George gets a younger sister, who cannot be leapfrogged to throne

News Letter editorial
News Letter editorial

The newly-born daughter of the Duke and Duchess of Cambridge is the first female to have the same succession rights to the throne that she would have had if she had been born a male.

Until the rules governing Royal succession changed in 2011, she would have been leapfrogged in her position in line by any younger brothers.

The as yet unnamed baby is first girl born to the Royal family to take the title princess for 25 years, and is the highest-ranking female in line to the throne (after Princes Charles, William and George).

The change in the succession rights is the latest adaptation of monarchy to the modern world.

Gradual adaptations over the centuries have been the key to the success of the Royal family, which is one of the few to survive. There are only about 25 such families globally now.

In the earliest surviving Belfast News Letters from 1738 and 1739, which were serialised last year, almost every country was ruled by some form of hereditary head of state. Reports from round the world told of kingdoms and emperors.
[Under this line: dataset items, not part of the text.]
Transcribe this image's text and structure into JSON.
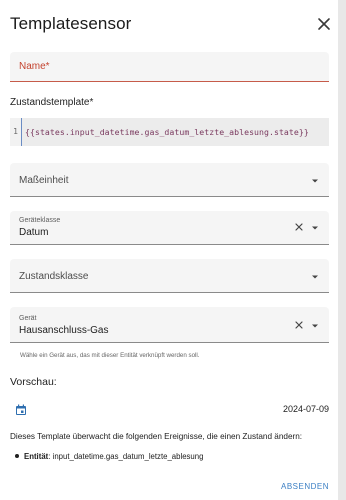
{
  "dialog": {
    "title": "Templatesensor",
    "close_icon": "close-icon"
  },
  "fields": {
    "name": {
      "label": "Name*",
      "value": ""
    },
    "state_template_label": "Zustandstemplate*",
    "template": {
      "line_number": "1",
      "code": "{{states.input_datetime.gas_datum_letzte_ablesung.state}}"
    },
    "unit": {
      "label": "Maßeinheit"
    },
    "device_class": {
      "label": "Geräteklasse",
      "value": "Datum"
    },
    "state_class": {
      "label": "Zustandsklasse"
    },
    "device": {
      "label": "Gerät",
      "value": "Hausanschluss-Gas",
      "helper": "Wähle ein Gerät aus, das mit dieser Entität verknüpft werden soll."
    }
  },
  "preview": {
    "title": "Vorschau:",
    "value": "2024-07-09",
    "icon": "calendar-icon",
    "events_text": "Dieses Template überwacht die folgenden Ereignisse, die einen Zustand ändern:",
    "entity_label": "Entität",
    "entity_value": ": input_datetime.gas_datum_letzte_ablesung"
  },
  "actions": {
    "button_label": "ABSENDEN"
  },
  "colors": {
    "accent": "#3b7fc4",
    "error": "#c4432f"
  }
}
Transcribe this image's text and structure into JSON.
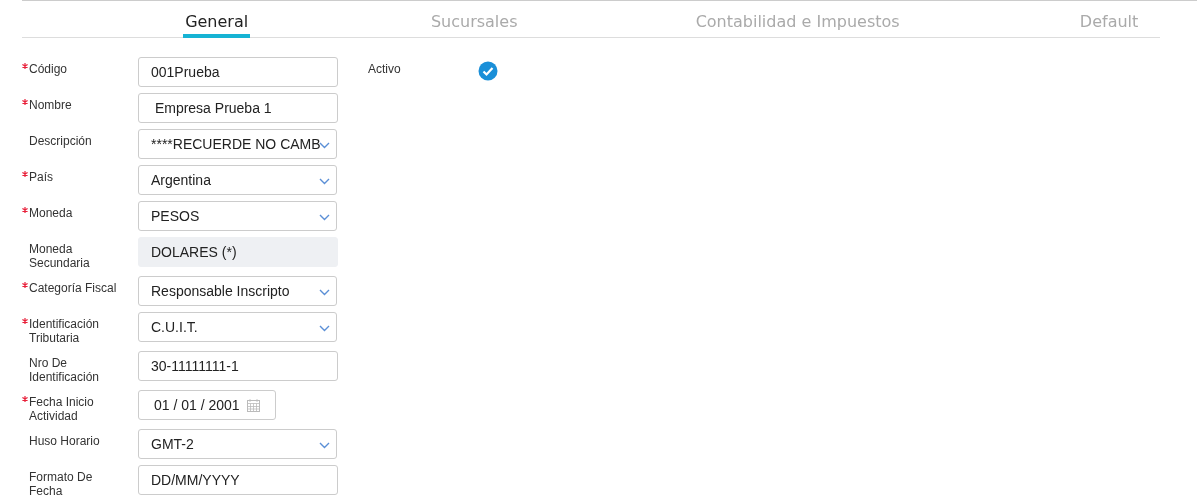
{
  "tabs": [
    {
      "label": "General",
      "selected": true
    },
    {
      "label": "Sucursales",
      "selected": false
    },
    {
      "label": "Contabilidad e Impuestos",
      "selected": false
    },
    {
      "label": "Default",
      "selected": false
    }
  ],
  "fields": [
    {
      "label": "Código",
      "required": true,
      "kind": "text",
      "value": "001Prueba"
    },
    {
      "label": "Nombre",
      "required": true,
      "kind": "text",
      "value": " Empresa Prueba 1"
    },
    {
      "label": "Descripción",
      "required": false,
      "kind": "select",
      "value": "****RECUERDE NO CAMB"
    },
    {
      "label": "País",
      "required": true,
      "kind": "select",
      "value": "Argentina"
    },
    {
      "label": "Moneda",
      "required": true,
      "kind": "select",
      "value": "PESOS"
    },
    {
      "label": "Moneda Secundaria",
      "required": false,
      "kind": "readonly",
      "value": "DOLARES (*)"
    },
    {
      "label": "Categoría Fiscal",
      "required": true,
      "kind": "select",
      "value": "Responsable Inscripto"
    },
    {
      "label": "Identificación Tributaria",
      "required": true,
      "kind": "select",
      "value": "C.U.I.T."
    },
    {
      "label": "Nro De Identificación",
      "required": false,
      "kind": "text",
      "value": "30-11111111-1"
    },
    {
      "label": "Fecha Inicio Actividad",
      "required": true,
      "kind": "date",
      "value": "01 / 01 / 2001"
    },
    {
      "label": "Huso Horario",
      "required": false,
      "kind": "select",
      "value": "GMT-2"
    },
    {
      "label": "Formato De Fecha",
      "required": false,
      "kind": "text",
      "value": "DD/MM/YYYY"
    }
  ],
  "active": {
    "label": "Activo",
    "checked": true
  }
}
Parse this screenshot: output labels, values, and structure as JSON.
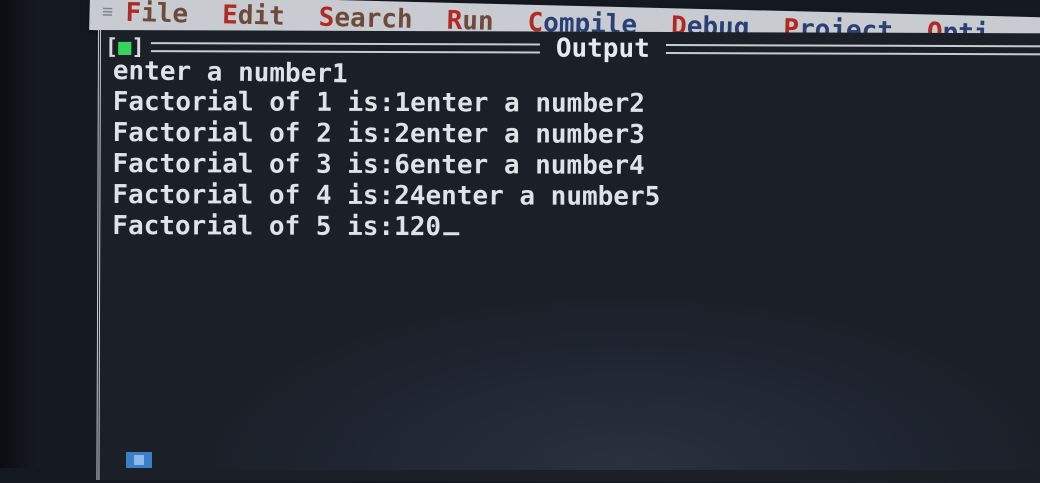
{
  "menubar": {
    "system_icon": "≡",
    "items": [
      {
        "hot": "F",
        "rest": "ile"
      },
      {
        "hot": "E",
        "rest": "dit"
      },
      {
        "hot": "S",
        "rest": "earch"
      },
      {
        "hot": "R",
        "rest": "un"
      },
      {
        "hot": "C",
        "rest": "ompile"
      },
      {
        "hot": "D",
        "rest": "ebug"
      },
      {
        "hot": "P",
        "rest": "roject"
      },
      {
        "hot": "O",
        "rest": "pti"
      }
    ]
  },
  "window": {
    "close_left": "[",
    "close_mark": "■",
    "close_right": "]",
    "title": "Output"
  },
  "output": {
    "lines": [
      "enter a number1",
      "Factorial of 1 is:1enter a number2",
      "Factorial of 2 is:2enter a number3",
      "Factorial of 3 is:6enter a number4",
      "Factorial of 4 is:24enter a number5",
      "Factorial of 5 is:120"
    ]
  }
}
You could argue that having female monarchs has been at the heart of the success of the British royalty. Three of the longest serving and most popular inhabitants of the throne were Queens Elizabeth I, Victoria and the present Queen.

Between them these three women have been head of state for an astonishing 172 out of the last 457 years. Only one man in that time has come close in terms of longevity, George III, who reigned for 60 years. His tag, ‘the king who lost America,’ is hardly a fond one.

It is unlikely the concept of royalty would have the overwhelming support it now enjoys in the UK if it was not for the current Queen. Happily for monarchists, the immediate heirs to the throne are popular: Charles and William.

The nation looks forward to getting to know the next generation: George and his younger sister.